In case you missed it, AI is apparently the next great technological revolution. You’d be forgiven for not noticing, because outside of deep-fake scams, eye-watering energy bills, terrible adverts, polluted water supplies, and chatbots confidently making things up, the actual value delivered so far has been slim.

That hasn’t stopped the tech industry from becoming completely obsessed.

Right now, the biggest winners in the AI gold rush aren’t the companies selling “intelligence.” They’re the ones making the hardware that powers it. More specifically, the [GPUs](https://amzn.to/45fV9Cd) used to run large models, and the [RAM](https://amzn.to/4qhb5we) that those GPUs need in huge quantities.

And that’s where things start to get ugly.

A scramble for memory


The situation has become so extreme that OpenAI, the company behind ChatGPT, has reportedly signalled its intention to buy around 40% of the world’s raw, unprocessed DRAM wafer output through 2029. That’s not finished memory. It’s RAM that still needs to be processed before it can be used at all.

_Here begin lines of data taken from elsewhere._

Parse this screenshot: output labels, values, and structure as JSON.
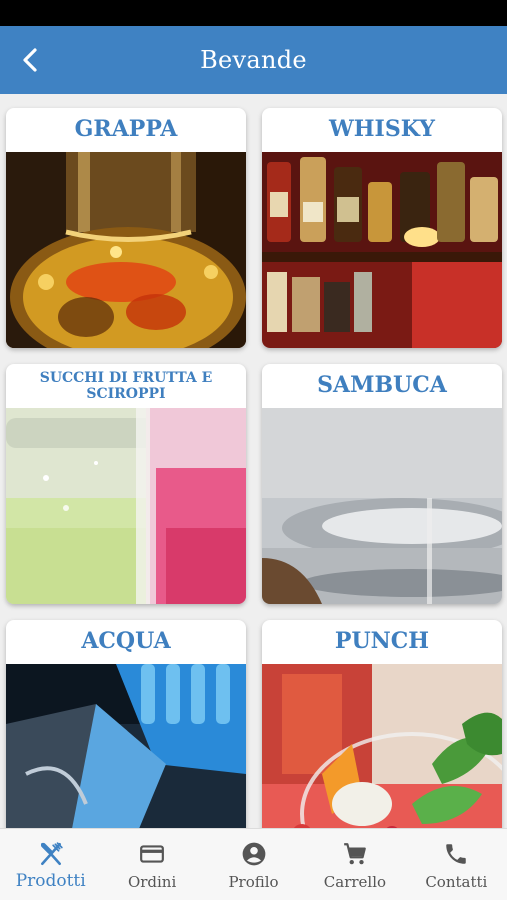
{
  "header": {
    "title": "Bevande",
    "back_icon": "back-arrow-icon"
  },
  "categories": [
    {
      "label": "GRAPPA",
      "image": "grappa-photo"
    },
    {
      "label": "WHISKY",
      "image": "whisky-photo"
    },
    {
      "label": "SUCCHI DI FRUTTA E SCIROPPI",
      "image": "juice-photo"
    },
    {
      "label": "SAMBUCA",
      "image": "sambuca-photo"
    },
    {
      "label": "ACQUA",
      "image": "water-photo"
    },
    {
      "label": "PUNCH",
      "image": "punch-photo"
    }
  ],
  "bottom_nav": {
    "active": "Prodotti",
    "items": [
      {
        "label": "Prodotti",
        "icon": "fork-knife-icon"
      },
      {
        "label": "Ordini",
        "icon": "credit-card-icon"
      },
      {
        "label": "Profilo",
        "icon": "account-icon"
      },
      {
        "label": "Carrello",
        "icon": "cart-icon"
      },
      {
        "label": "Contatti",
        "icon": "phone-icon"
      }
    ]
  },
  "colors": {
    "primary": "#3f82c3",
    "card_title": "#3f7fbf",
    "background": "#efefef"
  }
}
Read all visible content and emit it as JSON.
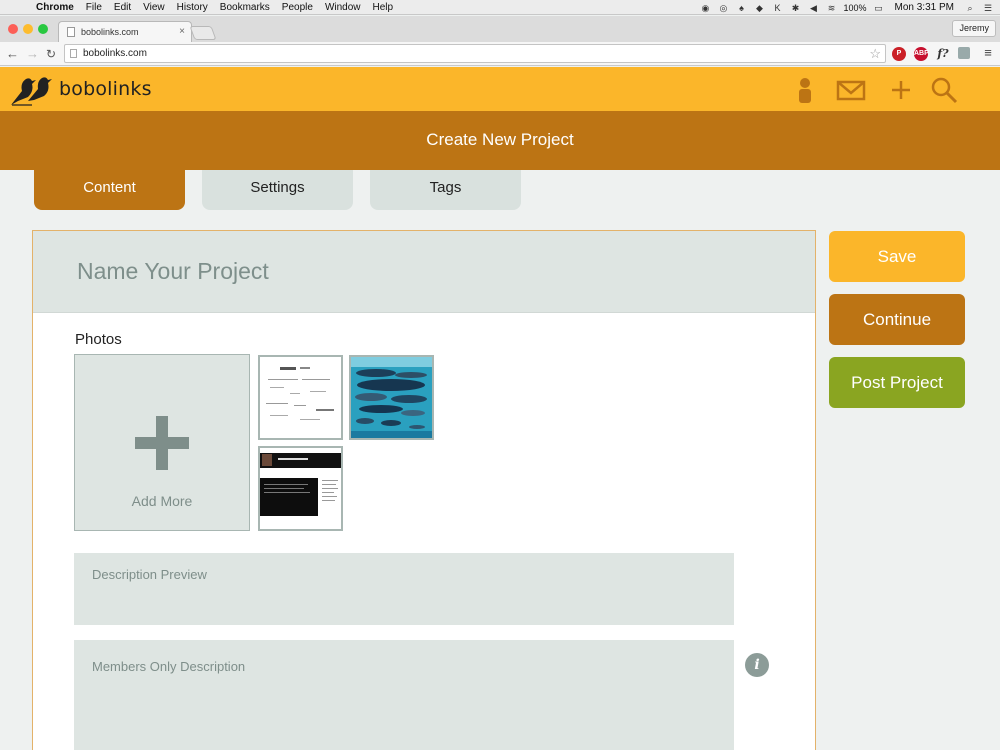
{
  "os_menubar": {
    "items": [
      "Chrome",
      "File",
      "Edit",
      "View",
      "History",
      "Bookmarks",
      "People",
      "Window",
      "Help"
    ],
    "battery": "100%",
    "clock": "Mon 3:31 PM"
  },
  "browser": {
    "tab_title": "bobolinks.com",
    "profile": "Jeremy",
    "url": "bobolinks.com"
  },
  "site": {
    "logo_text": "bobolinks",
    "page_title": "Create New Project",
    "tabs": [
      "Content",
      "Settings",
      "Tags"
    ],
    "active_tab": "Content",
    "name_placeholder": "Name Your Project",
    "photos_label": "Photos",
    "add_more_label": "Add More",
    "description_preview_placeholder": "Description Preview",
    "members_description_placeholder": "Members Only Description",
    "buttons": {
      "save": "Save",
      "continue": "Continue",
      "post": "Post Project"
    }
  },
  "colors": {
    "header_yellow": "#fbb62a",
    "brand_brown": "#bc7414",
    "post_green": "#8aa521",
    "field_gray": "#dee5e2"
  }
}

Even more absurd, there’s growing suspicion that many completed AI GPUs are simply sitting in warehouses. Not because they aren’t needed, but because the data centres meant to house them either aren’t finished or haven’t even been built yet.

In other words, the industry is hoarding components on a massive scale, just in case the AI dream finally pays off.

So far, it hasn’t.

Burning cash at record speed


For all the talk of transformation, AI remains a money pit for most of the companies deploying it. Even OpenAI, one of the most prominent and most visible players on the planet, is reportedly losing around $12 billion per quarter.

That’s not a temporary dip. That’s sustained, industrial-scale cash burn.
Despite this, the spending continues. More GPUs. More RAM. More power. More infrastructure. All are chasing a future payoff that may never arrive.

Consumers get the bill


The consequences are already starting to show up where you least want them: consumer hardware.

Emulation handheld maker Retroid has been the first to publicly ring the alarm bell, announcing that it’s ending Retroid Pocket 6 pre-order pricing early due to RAM shortages. That’s not a marketing gimmick. It’s a warning.

And it won’t stop there.

Smartphones could slide back toward 4GB of RAM as manufacturers struggle to source affordable memory. PCs, laptops, and even consoles will face the same pressure. Either onboard RAM drops, or prices go up to keep specs where they are now.

There’s no clever workaround. Memory shortages don’t magically fix themselves.

A lose-lose situation


The end result is painfully simple. Regular consumers will pay more, or get less, to subsidise an AI boom that most of them didn’t ask for and don’t particularly benefit from.

Lower-spec handhelds. Pricier phones. Compromised computers. All so data centres can generate inaccurate chat responses and churn out low-effort content.

Unless you genuinely enjoy watching endlessly recycled AI slop, there’s minimal upside here.

What this means going forward


Looking ahead to 2026 and beyond, expect an unwelcome trend. Any emulation handheld you buy is increasingly likely to be held back by limited RAM or pushed into a higher price bracket. Not because the technology requires it, but because the supply chain has been hijacked by AI speculation.

The industry has gone all in on a technology that hasn’t proven its worth, and everyone else is being dragged along for the ride.

Whether we like it or not, we’re paying the price.